I’ve recorded bass on progressive rock-albums of bands from the Middle East, for instance, and although it’s progressive rock in every sense, their arrangements, instrumentation and way to look at scales and time signatures were very different. But luckily we can still be influenced by other cultures later on in life. We just need to make more of an effort to “get into it” since we didn’t grow up with it and it doesn’t feel completely natural to us as for someone who was actually born and raised within that culture.
There are many descriptions of the ideal state of mind for being creative. What is it like for you? What supports this ideal state of mind and what are distractions? Are there strategies to enter into this state more easily?
My strategy is to never force it. Just let it flow when it wants and needs to flow so don’t bottle it up either. I always have my sell phone at hand if I come up with an idea somewhere along the way. You’ll be able to find me in super markets or along roads, writing down ideas or singing into the memo recorder. If it’s there, it’s there.
Then I get back to it later on to see if it triggers me to move on further with the idea or leave it for another rainy day. I think I have some 1.000 ideas in my phone alone. Who knows what will become of them?
When listeners make their way through your songs, what do you want to feel? What kind of situation do you see your music accompanying?

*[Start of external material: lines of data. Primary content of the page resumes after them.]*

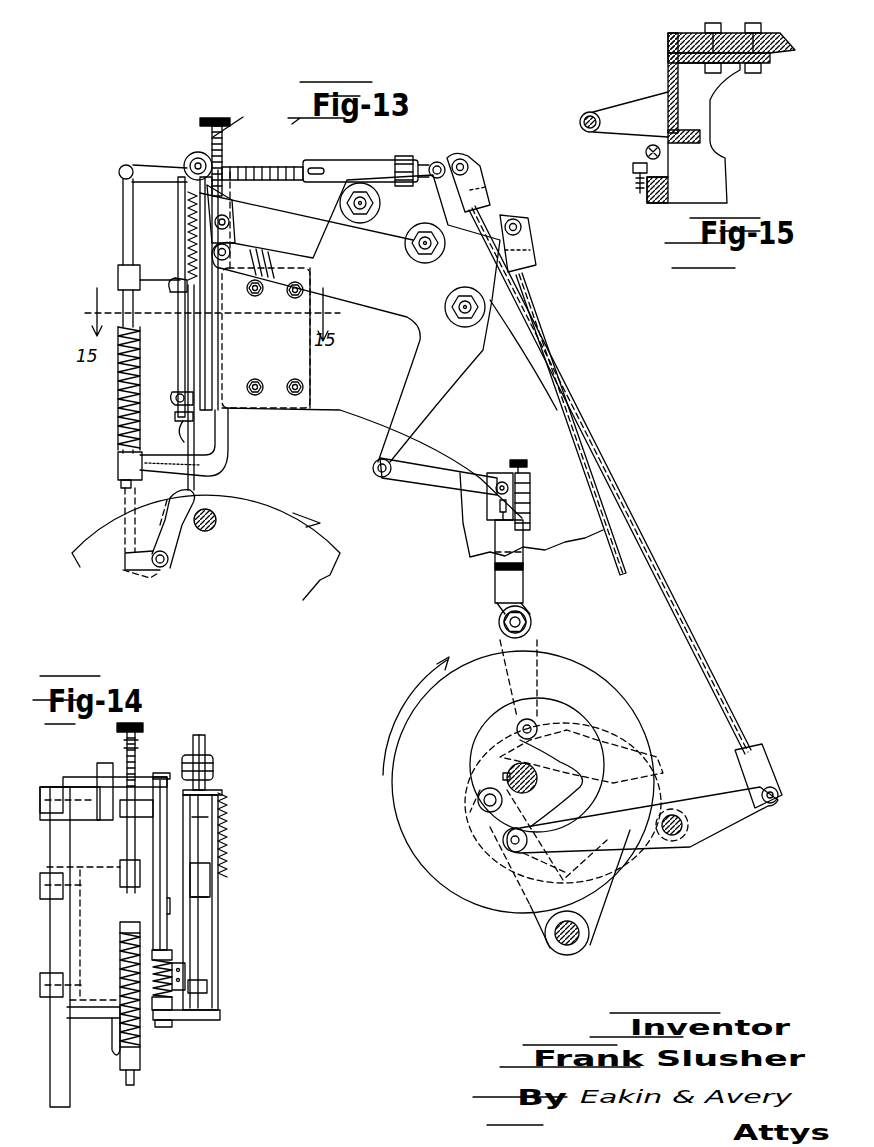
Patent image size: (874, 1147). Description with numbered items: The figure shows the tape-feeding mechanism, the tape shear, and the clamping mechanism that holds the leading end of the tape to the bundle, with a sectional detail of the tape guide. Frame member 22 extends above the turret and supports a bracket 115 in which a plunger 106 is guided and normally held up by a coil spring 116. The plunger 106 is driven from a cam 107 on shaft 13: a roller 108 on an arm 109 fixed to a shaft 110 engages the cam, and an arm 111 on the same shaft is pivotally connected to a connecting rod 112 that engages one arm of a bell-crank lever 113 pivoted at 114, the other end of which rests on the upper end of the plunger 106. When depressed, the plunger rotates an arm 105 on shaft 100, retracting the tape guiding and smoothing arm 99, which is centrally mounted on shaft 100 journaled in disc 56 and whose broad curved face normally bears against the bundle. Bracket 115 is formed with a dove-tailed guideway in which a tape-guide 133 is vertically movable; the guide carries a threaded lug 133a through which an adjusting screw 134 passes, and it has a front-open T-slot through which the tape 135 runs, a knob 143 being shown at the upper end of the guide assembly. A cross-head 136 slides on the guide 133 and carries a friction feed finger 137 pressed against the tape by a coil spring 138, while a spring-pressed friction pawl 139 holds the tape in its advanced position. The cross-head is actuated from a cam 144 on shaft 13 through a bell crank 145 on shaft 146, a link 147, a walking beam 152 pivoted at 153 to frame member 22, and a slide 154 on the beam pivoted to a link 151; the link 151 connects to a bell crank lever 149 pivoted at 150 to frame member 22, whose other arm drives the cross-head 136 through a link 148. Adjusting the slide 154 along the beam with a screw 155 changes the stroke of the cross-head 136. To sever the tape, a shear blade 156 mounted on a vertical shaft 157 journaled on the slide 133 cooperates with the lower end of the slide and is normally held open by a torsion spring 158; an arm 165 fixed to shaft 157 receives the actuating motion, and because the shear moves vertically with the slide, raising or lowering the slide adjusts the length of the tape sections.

In FIG. 13, the shaft 13 is at (507, 778).
In FIG. 13, the frame member 22 is at (530, 387).
In FIG. 14, the frame member 22 is at (70, 1088).
In FIG. 13, the disc 56 is at (256, 505).
In FIG. 13, the tape guiding and smoothing arm 99 is at (190, 535).
In FIG. 13, the shaft 100 is at (166, 566).
In FIG. 13, the arm 105 is at (143, 580).
In FIG. 13, the plunger 106 is at (118, 233).
In FIG. 15, the plunger 106 is at (588, 112).
In FIG. 14, the plunger 106 is at (140, 1078).
In FIG. 13, the cam 107 is at (565, 725).
In FIG. 13, the roller 108 is at (502, 848).
In FIG. 13, the arm 109 is at (630, 850).
In FIG. 13, the shaft 110 is at (682, 815).
In FIG. 13, the arm 111 is at (720, 815).
In FIG. 13, the connecting rod 112 is at (690, 615).
In FIG. 13, the bell-crank lever 113 is at (318, 208).
In FIG. 14, the bell-crank lever 113 is at (97, 770).
In FIG. 13, the pivot 114 is at (375, 215).
In FIG. 13, the bracket 115 is at (228, 462).
In FIG. 15, the bracket 115 is at (632, 97).
In FIG. 14, the bracket 115 is at (112, 1020).
In FIG. 13, the coil spring 116 is at (118, 436).
In FIG. 14, the coil spring 116 is at (120, 960).
In FIG. 13, the tape-guide 133 is at (205, 342).
In FIG. 15, the tape-guide 133 is at (700, 170).
In FIG. 14, the tape-guide 133 is at (153, 855).
In FIG. 14, the threaded lug 133a is at (140, 800).
In FIG. 13, the adjusting screw 134 is at (212, 118).
In FIG. 14, the adjusting screw 134 is at (133, 723).
In FIG. 13, the tape 135 is at (245, 115).
In FIG. 14, the tape 135 is at (207, 740).
In FIG. 13, the cross-head 136 is at (228, 196).
In FIG. 13, the friction feed finger 137 is at (176, 280).
In FIG. 14, the friction feed finger 137 is at (212, 872).
In FIG. 13, the coil spring 138 is at (186, 214).
In FIG. 14, the coil spring 138 is at (227, 806).
In FIG. 13, the friction pawl 139 is at (170, 402).
In FIG. 14, the friction pawl 139 is at (207, 986).
In FIG. 13, the knob 143 is at (188, 155).
In FIG. 14, the knob 143 is at (213, 760).
In FIG. 13, the cam 144 is at (505, 905).
In FIG. 13, the bell crank 145 is at (600, 908).
In FIG. 13, the shaft 146 is at (552, 945).
In FIG. 13, the link 147 is at (645, 740).
In FIG. 13, the link 148 is at (228, 235).
In FIG. 13, the bell crank lever 149 is at (386, 292).
In FIG. 13, the pivot 150 is at (465, 313).
In FIG. 13, the link 151 is at (458, 495).
In FIG. 13, the walking beam 152 is at (522, 580).
In FIG. 13, the pivot 153 is at (522, 620).
In FIG. 13, the slide 154 is at (531, 503).
In FIG. 13, the screw 155 is at (516, 460).
In FIG. 13, the shear blade 156 is at (183, 426).
In FIG. 15, the shear blade 156 is at (630, 190).
In FIG. 14, the shear blade 156 is at (200, 1020).
In FIG. 15, the vertical shaft 157 is at (645, 152).
In FIG. 14, the vertical shaft 157 is at (170, 907).
In FIG. 14, the torsion spring 158 is at (172, 960).
In FIG. 14, the arm 165 is at (124, 744).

My music isn’t really something you put on as background music while having a chat or reading a book. It’s music that needs your full attention. Dim the lights, sit or lay down comfortably, bring snacks, and enjoy the journey.
I prefer to use head phones in order to hear all the details better and to block out the outer world as much as possible. Then just let it absorb you. I know the themes I write about are quite heavy and personal and you might not come out a happier, more energetic person on the other side but we’re done looking away from uncomfortable.
We need to look it in the eyes and then find the energy to do something about it. We need to change for the better. But there’s also comfort in there, heartwarming love and nostalgia to dream back on. Maybe find yourself, maybe find someone else like you. Some soul searching and adventures through emotions and thoughts. Let it all in… let it all out!
You’ll have an album release show on February 10. I know you can’t really get into too many specifics, but is there something special you can maybe, like, tease?
Not that much to it. I have gathered some great musicians and the six of us will try to make justice to the songs live. Maybe some live alterations, added energy and most important is having a good time together with the audience. We’re looking forward to it, for sure.